In determining whether the classification is reasonable or arbitrary, “not only the final purpose of the law must be considered, but the means of its administration, — the ways it may be defeated.” St. John v. New York, 201 U. S. 633, 637, 50 L. ed. 896, 898, 26 Sup. Ct. Rep. 554, 5 Ann. Cas. 909.

The purpose of the act under consideration was to cure mischiefs resulting from money lending of the kind defined, through former inefficient, or want of, regulation. The new regulations requiring bonds, suable by injured persons, notices *51to licensees of complaints, investigations, etc., upon which the successful administration of the new law, in a measure, depended, and through want of which it might be defeated, was the apparent reason why licensees, in the ease of natural persons and unincorporated associations, were limited to residents. These were within the jurisdiction, and could be personally served with process, and the notices required. Such persons living out of the District could not be so served. The reason for this discrimination is emphasized by the admission of corporations of other States, which is also claimed to be an arbitrary discrimination. Such corporations could be required, as a condition of permission to do business in the District, to designate some resident upon whom personal service of process and notice could be had.

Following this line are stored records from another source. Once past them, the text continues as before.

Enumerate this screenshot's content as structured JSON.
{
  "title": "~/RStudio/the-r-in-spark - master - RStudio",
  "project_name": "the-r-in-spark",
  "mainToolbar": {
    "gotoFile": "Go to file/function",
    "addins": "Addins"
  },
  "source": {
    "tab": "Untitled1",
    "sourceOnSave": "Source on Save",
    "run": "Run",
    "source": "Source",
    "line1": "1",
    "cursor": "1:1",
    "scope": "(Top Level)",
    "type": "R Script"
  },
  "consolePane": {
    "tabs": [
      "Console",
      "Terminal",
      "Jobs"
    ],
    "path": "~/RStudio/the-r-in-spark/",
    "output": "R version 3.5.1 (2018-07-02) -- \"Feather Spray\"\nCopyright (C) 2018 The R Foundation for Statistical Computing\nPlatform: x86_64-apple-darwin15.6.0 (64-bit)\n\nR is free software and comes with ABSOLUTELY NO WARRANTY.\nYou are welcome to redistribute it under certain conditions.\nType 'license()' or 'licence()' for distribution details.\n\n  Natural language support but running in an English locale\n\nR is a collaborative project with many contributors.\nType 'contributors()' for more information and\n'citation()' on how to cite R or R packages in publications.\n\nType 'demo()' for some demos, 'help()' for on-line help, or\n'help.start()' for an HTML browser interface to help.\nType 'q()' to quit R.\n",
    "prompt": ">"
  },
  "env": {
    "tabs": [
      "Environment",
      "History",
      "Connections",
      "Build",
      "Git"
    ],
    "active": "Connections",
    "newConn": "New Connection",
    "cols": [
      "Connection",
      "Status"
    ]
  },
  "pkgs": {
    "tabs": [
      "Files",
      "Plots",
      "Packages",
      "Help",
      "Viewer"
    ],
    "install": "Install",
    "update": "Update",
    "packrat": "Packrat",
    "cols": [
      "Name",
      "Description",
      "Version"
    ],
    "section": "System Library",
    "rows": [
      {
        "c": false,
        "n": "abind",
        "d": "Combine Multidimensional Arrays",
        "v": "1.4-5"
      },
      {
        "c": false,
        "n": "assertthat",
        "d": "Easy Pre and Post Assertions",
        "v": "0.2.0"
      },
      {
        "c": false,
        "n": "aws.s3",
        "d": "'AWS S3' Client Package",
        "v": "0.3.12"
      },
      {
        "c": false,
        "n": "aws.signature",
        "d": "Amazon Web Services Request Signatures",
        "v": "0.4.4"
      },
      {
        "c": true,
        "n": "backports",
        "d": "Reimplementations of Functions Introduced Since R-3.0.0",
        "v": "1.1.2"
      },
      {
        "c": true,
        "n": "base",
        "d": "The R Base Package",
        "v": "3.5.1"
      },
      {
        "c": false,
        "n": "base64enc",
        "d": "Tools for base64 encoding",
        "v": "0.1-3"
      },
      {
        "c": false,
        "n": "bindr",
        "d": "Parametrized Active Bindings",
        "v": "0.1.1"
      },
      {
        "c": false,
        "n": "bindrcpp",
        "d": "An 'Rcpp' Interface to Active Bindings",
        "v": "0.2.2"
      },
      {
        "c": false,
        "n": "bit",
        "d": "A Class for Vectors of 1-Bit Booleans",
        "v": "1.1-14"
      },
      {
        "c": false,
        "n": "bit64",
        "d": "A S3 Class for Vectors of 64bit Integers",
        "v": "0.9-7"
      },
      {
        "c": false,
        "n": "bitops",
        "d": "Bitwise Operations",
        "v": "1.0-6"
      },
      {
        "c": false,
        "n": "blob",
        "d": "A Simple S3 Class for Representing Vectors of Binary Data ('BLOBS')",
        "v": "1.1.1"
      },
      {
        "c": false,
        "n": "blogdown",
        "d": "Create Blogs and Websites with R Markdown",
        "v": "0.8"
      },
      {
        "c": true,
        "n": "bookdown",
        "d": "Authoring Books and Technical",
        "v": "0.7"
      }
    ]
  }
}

Such corporations were therefore in the condition of resident persons for all the purposes of the act. We are not prepared to say that these are not reasonable grounds for the classification; much less that they are palpably unreasonable and arbitrary.

The judgment is reversed with costs, and the cause remanded, for further proceedings not inconsistent with this opinion.

Reversed.

On application of the appellant a writ of error to the Supreme Court of the Dnited States was allowed by this couF on November 7, 1913, and the following Per Curiam opinion delivered :

In view of the action of the Chief Justice of the Supreme Court of the Dnited States in granting a writ of error in the case of United States Surety Co. v. American Fruit Product Co. 40 App. D. C. 239, the writ is allowed as prayed, and the bond for. costs on said writ is fixed at the sum of $300.